La métropole Nice-Côte d’Azur a transmis au juge des référés sur le fondement des dispositions précitées de l’article R. 412-2-1 du code de justice administrative, le rapport d’analyse des offres. Ces documents relevant la stratégie commerciale des sociétés concernées, leur soumission au débat contradictoire porterait atteinte au secret des affaires. Il y a donc lieu de les soustraire au contradictoire. La motivation de la présente ordonnance, qui tient compte de ce document confidentiel, est nécessairement adaptée pour ne pas porter atteinte au secret des affaires.
Sur les conclusions présentées sur le fondement de l’article L. 551-1 du code de justice administrative :
Aux termes de l’article L. 551-1 du code de justice administrative : « Le président du tribunal administratif, ou le magistrat qu’il délègue, peut être saisi en cas de manquement aux obligations de publicité et de mise en concurrence auxquelles est soumise la passation par les pouvoirs adjudicateurs de contrats administratifs ayant pour objet l’exécution de travaux, la livraison de fournitures ou la prestation de services, avec une contrepartie économique constituée par un prix ou un droit d’exploitation, la délégation d’un service public ou la sélection d’un actionnaire opérateur économique d’une société d’économie mixte à opération unique. / Le juge est saisi avant la conclusion du contrat. » Aux termes de l’article L. 551-2 du même code dispose que : « Le juge peut ordonner à l’auteur du manquement de se conformer à ses obligations et suspendre l’exécution de toute décision qui se rapporte à la passation du contrat, sauf s’il estime, en considération de l’ensemble des intérêts susceptibles d’être lésés et notamment de l’intérêt public, que les conséquences négatives de ces mesures pourraient l’emporter sur leurs avantages. Il peut, en outre, annuler les décisions qui se rapportent à la passation du contrat et supprimer les clauses ou prescriptions destinées à figurer dans le contrat et qui méconnaissent lesdites obligations.»

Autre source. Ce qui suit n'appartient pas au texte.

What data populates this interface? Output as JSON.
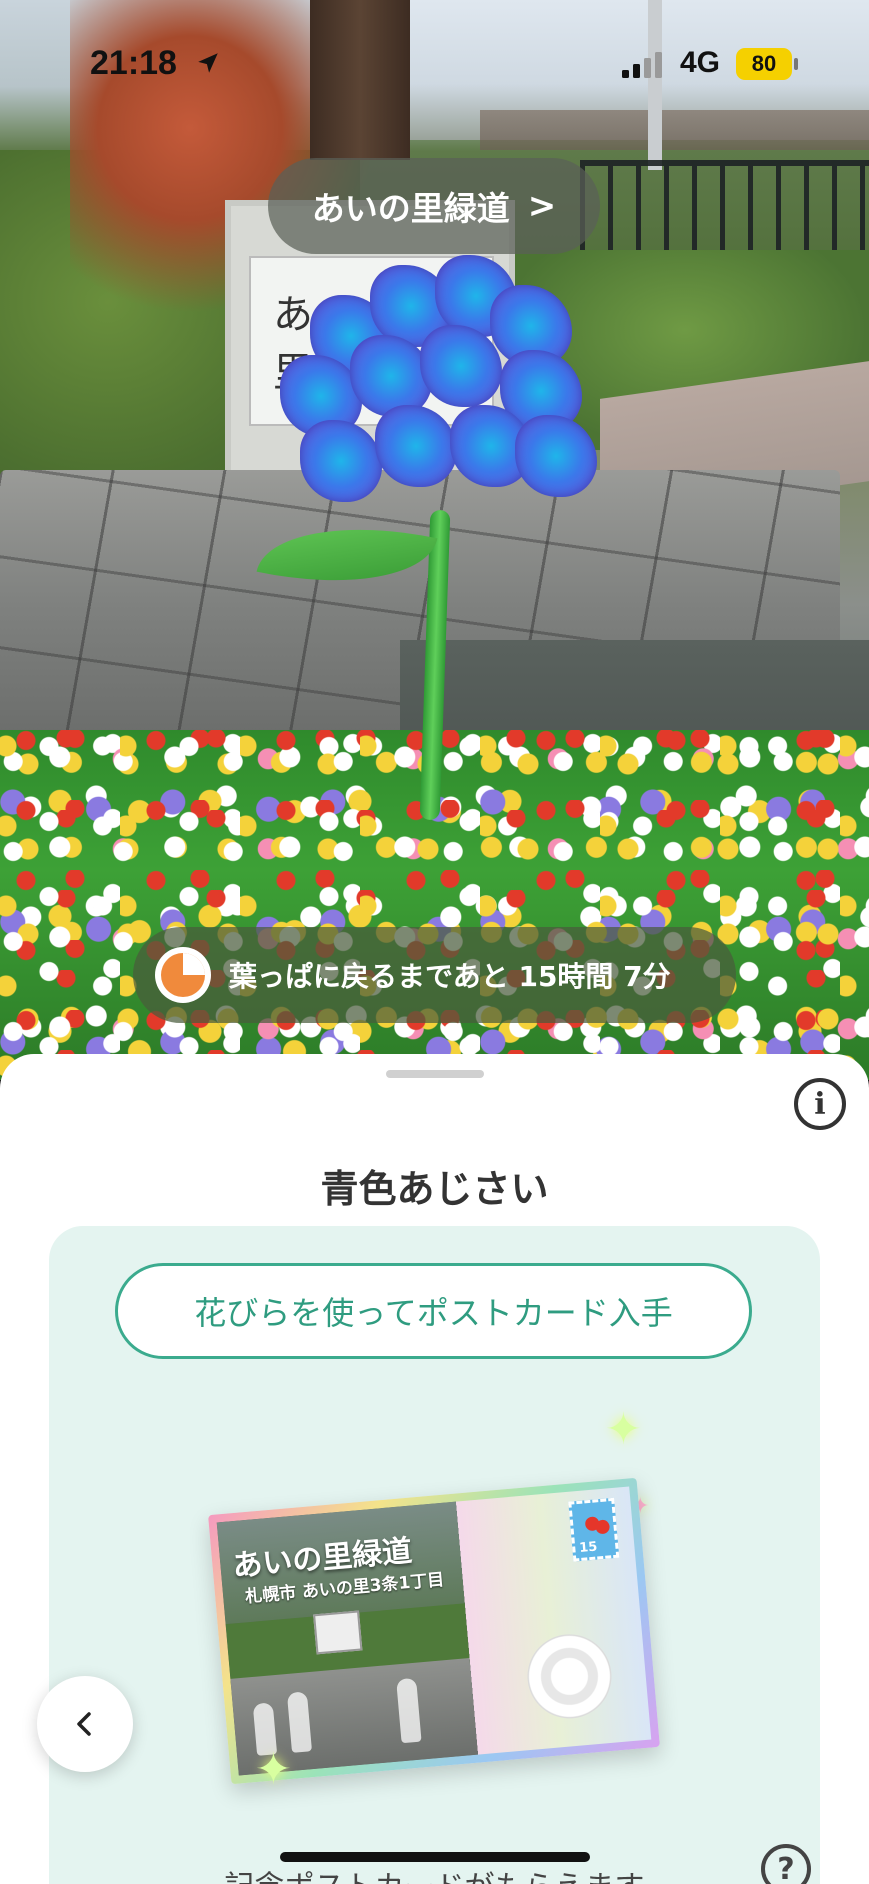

Il appartient au juge administratif, saisi en application de l’article L. 551-1 du code de justice administrative, de se prononcer sur le respect des obligations de publicité et de mise en concurrence incombant à l’administration. En vertu de cet article, les personnes habilitées à agir pour mettre fin aux manquements du pouvoir adjudicateur à ses obligations de publicité et de mise en concurrence sont celles qui sont susceptibles d’être lésées par de tels manquements. Il appartient, dès lors, au juge des référés précontractuels de rechercher si l’opérateur économique qui le saisit se prévaut de manquements qui, eu égard à leur portée et au stade de la procédure auquel ils se rapportent, sont susceptibles de l’avoir lésé ou risquent de le léser, fût-ce de façon indirecte en avantageant un opérateur économique concurrent.

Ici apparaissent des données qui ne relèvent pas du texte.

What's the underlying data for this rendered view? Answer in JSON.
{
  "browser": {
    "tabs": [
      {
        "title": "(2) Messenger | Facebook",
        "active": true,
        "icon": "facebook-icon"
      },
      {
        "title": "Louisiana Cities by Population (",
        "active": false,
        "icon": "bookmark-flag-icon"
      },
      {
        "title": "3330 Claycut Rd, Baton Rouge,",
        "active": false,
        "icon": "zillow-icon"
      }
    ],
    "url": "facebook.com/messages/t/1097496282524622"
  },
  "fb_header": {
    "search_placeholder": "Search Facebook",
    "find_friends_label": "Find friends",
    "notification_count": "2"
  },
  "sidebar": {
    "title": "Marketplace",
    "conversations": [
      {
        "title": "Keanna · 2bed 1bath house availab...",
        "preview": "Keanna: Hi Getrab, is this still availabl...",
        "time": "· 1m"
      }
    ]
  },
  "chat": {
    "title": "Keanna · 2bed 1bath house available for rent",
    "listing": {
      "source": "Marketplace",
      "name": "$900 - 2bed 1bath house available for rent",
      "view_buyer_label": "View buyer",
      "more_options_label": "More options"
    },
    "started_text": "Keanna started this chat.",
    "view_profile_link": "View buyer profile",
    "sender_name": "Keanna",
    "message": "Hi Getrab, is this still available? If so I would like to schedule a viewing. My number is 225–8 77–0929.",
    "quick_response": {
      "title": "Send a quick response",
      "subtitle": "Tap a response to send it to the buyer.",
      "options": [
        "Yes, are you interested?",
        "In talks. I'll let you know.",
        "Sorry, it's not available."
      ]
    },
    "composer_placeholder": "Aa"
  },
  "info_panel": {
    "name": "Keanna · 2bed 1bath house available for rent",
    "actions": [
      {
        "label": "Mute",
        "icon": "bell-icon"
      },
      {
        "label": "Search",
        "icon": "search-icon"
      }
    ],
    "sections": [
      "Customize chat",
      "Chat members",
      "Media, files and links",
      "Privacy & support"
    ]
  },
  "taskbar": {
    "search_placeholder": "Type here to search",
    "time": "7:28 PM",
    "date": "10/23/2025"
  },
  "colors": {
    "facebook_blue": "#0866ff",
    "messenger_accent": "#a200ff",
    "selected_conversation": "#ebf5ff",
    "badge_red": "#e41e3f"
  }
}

En premier lieu, aux termes de l’article L. 2181-1 du code de la commande publique : « Dès qu’il a fait son choix, l’acheteur le communique aux candidats et aux soumissionnaires dont la candidature ou l’offre n’a pas été retenue, dans les conditions prévues par décret en Conseil d’État ». Aux termes de l’article R. 2181-1 du même code : « L’acheteur notifie sans délai à chaque candidat ou soumissionnaire concerné sa décision de rejeter sa candidature ou son offre ». Aux termes de l’article R. 2181-3 du même code : « La notification prévue à l’article R. 2181-1 mentionne les motifs du rejet de la candidature ou de l’offre. / Lorsque la notification de rejet intervient après l’attribution du marché, l’acheteur communique en outre : 1° Le nom de l’attributaire ainsi que les motifs qui ont conduit au choix de son offre ; / 2° La date à compter de laquelle il est susceptible de signer le marché dans le respect des dispositions de l’article R. 2182-1 ». Aux termes de l’article R. 2181-4 de ce code : « A la demande de tout soumissionnaire ayant fait une offre qui n’a pas été rejetée au motif qu’elle était irrégulière, inacceptable ou inappropriée, l’acheteur communique dans les meilleurs délais et au plus tard quinze jours à compter de la réception de cette demande : […] / 2° Lorsque le marché a été attribué, les caractéristiques et les avantages de l’offre retenue ».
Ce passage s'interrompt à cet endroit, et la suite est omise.